GBP/USD: Easing Trade War Fears Support Pound Dollar Rate

The pound pushed higher versus the US dollar on Monday as investors digested stronger UK house prices and easing trade war fears. The pound rallied to a high of US$1.4168 before pulling back slightly into the close as the mood for the dollar increased.

What do these figures mean?

When measuring the value of a pair of currencies, one set equals 1 unit and the other shows the current equivalent. As the market moves, the amount will vary from minute to minute.

For example, it could be written: 1 GBP = 1.28934 USD

Here, £1 is equivalent to approximately $1.29. This specifically measures the pound’s worth against the dollar. If the US dollar amount increases in this pairing, it’s positive for the pound.

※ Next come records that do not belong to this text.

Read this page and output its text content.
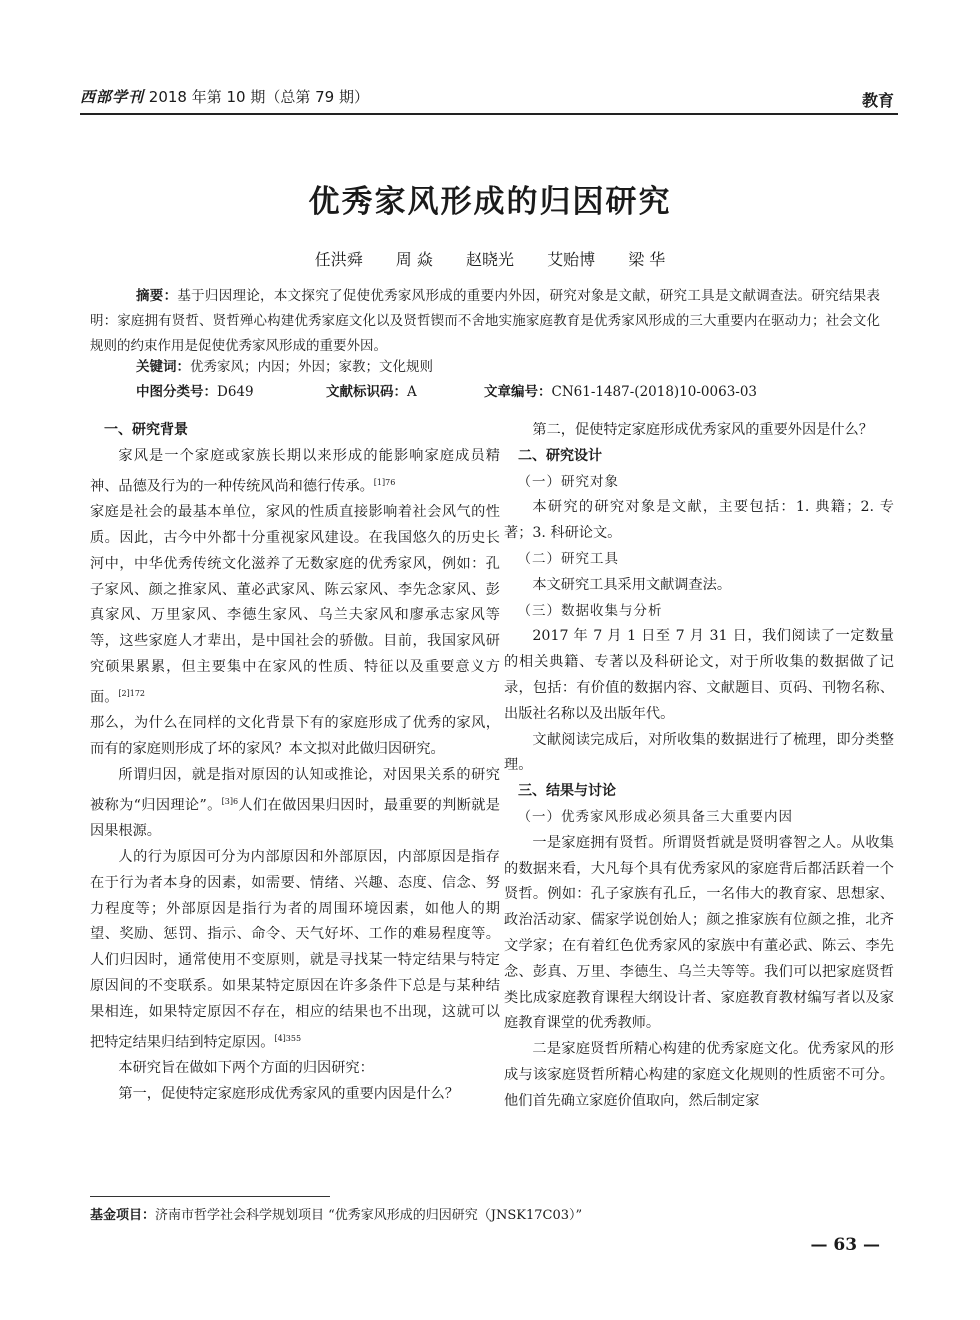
西部学刊 2018 年第 10 期（总第 79 期）	教育
优秀家风形成的归因研究
任洪舜 周 焱 赵晓光 艾贻博 梁 华
摘要：基于归因理论，本文探究了促使优秀家风形成的重要内外因，研究对象是文献，研究工具是文献调查法。研究结果表明：家庭拥有贤哲、贤哲殚心构建优秀家庭文化以及贤哲锲而不舍地实施家庭教育是优秀家风形成的三大重要内在驱动力；社会文化规则的约束作用是促使优秀家风形成的重要外因。
关键词：优秀家风；内因；外因；家教；文化规则
中图分类号：D649	文献标识码：A	文章编号：CN61-1487-(2018)10-0063-03

一、研究背景

家风是一个家庭或家族长期以来形成的能影响家庭成员精神、品德及行为的一种传统风尚和德行传承。$^{[1]76}$

家庭是社会的最基本单位，家风的性质直接影响着社会风气的性质。因此，古今中外都十分重视家风建设。在我国悠久的历史长河中，中华优秀传统文化滋养了无数家庭的优秀家风，例如：孔子家风、颜之推家风、董必武家风、陈云家风、李先念家风、彭真家风、万里家风、李德生家风、乌兰夫家风和廖承志家风等等，这些家庭人才辈出，是中国社会的骄傲。目前，我国家风研究硕果累累，但主要集中在家风的性质、特征以及重要意义方面。$^{[2]172}$

那么，为什么在同样的文化背景下有的家庭形成了优秀的家风，而有的家庭则形成了坏的家风？本文拟对此做归因研究。

所谓归因，就是指对原因的认知或推论，对因果关系的研究被称为“归因理论”。$^{[3]6}$人们在做因果归因时，最重要的判断就是因果根源。

人的行为原因可分为内部原因和外部原因，内部原因是指存在于行为者本身的因素，如需要、情绪、兴趣、态度、信念、努力程度等；外部原因是指行为者的周围环境因素，如他人的期望、奖励、惩罚、指示、命令、天气好坏、工作的难易程度等。人们归因时，通常使用不变原则，就是寻找某一特定结果与特定原因间的不变联系。如果某特定原因在许多条件下总是与某种结果相连，如果特定原因不存在，相应的结果也不出现，这就可以把特定结果归结到特定原因。$^{[4]355}$

本研究旨在做如下两个方面的归因研究：

第一，促使特定家庭形成优秀家风的重要内因是什么？

第二，促使特定家庭形成优秀家风的重要外因是什么？

二、研究设计

（一）研究对象

本研究的研究对象是文献，主要包括：1. 典籍；2. 专著；3. 科研论文。

（二）研究工具

本文研究工具采用文献调查法。

（三）数据收集与分析

2017 年 7 月 1 日至 7 月 31 日，我们阅读了一定数量的相关典籍、专著以及科研论文，对于所收集的数据做了记录，包括：有价值的数据内容、文献题目、页码、刊物名称、出版社名称以及出版年代。

文献阅读完成后，对所收集的数据进行了梳理，即分类整理。

三、结果与讨论

（一）优秀家风形成必须具备三大重要内因

一是家庭拥有贤哲。所谓贤哲就是贤明睿智之人。从收集的数据来看，大凡每个具有优秀家风的家庭背后都活跃着一个贤哲。例如：孔子家族有孔丘，一名伟大的教育家、思想家、政治活动家、儒家学说创始人；颜之推家族有位颜之推，北齐文学家；在有着红色优秀家风的家族中有董必武、陈云、李先念、彭真、万里、李德生、乌兰夫等等。我们可以把家庭贤哲类比成家庭教育课程大纲设计者、家庭教育教材编写者以及家庭教育课堂的优秀教师。

二是家庭贤哲所精心构建的优秀家庭文化。优秀家风的形成与该家庭贤哲所精心构建的家庭文化规则的性质密不可分。他们首先确立家庭价值取向，然后制定家

基金项目：济南市哲学社会科学规划项目 “优秀家风形成的归因研究（JNSK17C03）”
— 63 —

Or, if you were looking at it the other way around: 1 USD = 0.77786 GBP

In this example, $1 is equivalent to approximately £0.78. This measures the US dollar’s worth versus the British pound. If the sterling number gets larger, it’s good news for the dollar.

House prices in the UK jumped higher in the three months to March in a rare showing of positive data for the month. Last week economic data released for March regarding the dominant service sector and the construction sector showed that activity had slowed considerably. The snow disrupted normal operations in those sectors, but that wasn’t the case for house prices. House prices increased 2.7% in the three months to March, well ahead of the 2% anticipated. This is important because it shows that consumers are still confident enough to purchase houses, which is good news for the economy.

Why does strong economic data boost a country’s currency?
Solid economic indicators point to a strong economy. Strong economies have strong currencies because institutions look to invest in countries where growth prospects are high. These institutions require local currency to invest in the country, thus increasing demand and pushing up the money’s worth. So, when a country or region has good economic news, the value of the currency tends to rise.

The strong data will also help support the case that the Bank of England are considering raising interest rates in May. Following last week’s disappointing readings, market participants were questioning whether the central bank would raise rates. Monday’s strong data will help improve perceived odds of a Spring hike.

Today investors will be watching a speech by Bank of England Chief Economist Andy Haldane. At the last BoE meeting Haldane did not vote for a rate rise, but investor will be interested to hear whether he is sounding more hawkish and therefore more likely to vote in favour of a hike in May.

US Trade War Fears Ease

Dollar traders had very little to focus on in the previous session, leaving attention to fall once again on trade war fears. Fears of a trade war breaking out had ramped up towards the end of last week. However, President Trump’s tweets over the weekend suggested that a trade war was once again looking less likely. The uncertainty over whether a trade war will erupt or not is preventing the dollar from gaining much ground, even when the headlines seem more encouraging.

Today investors will look towards producer price data in the absence of any further trade war concerns. A strong reading would indicate inflation could be picking up at wholesale level which could boost the dollar.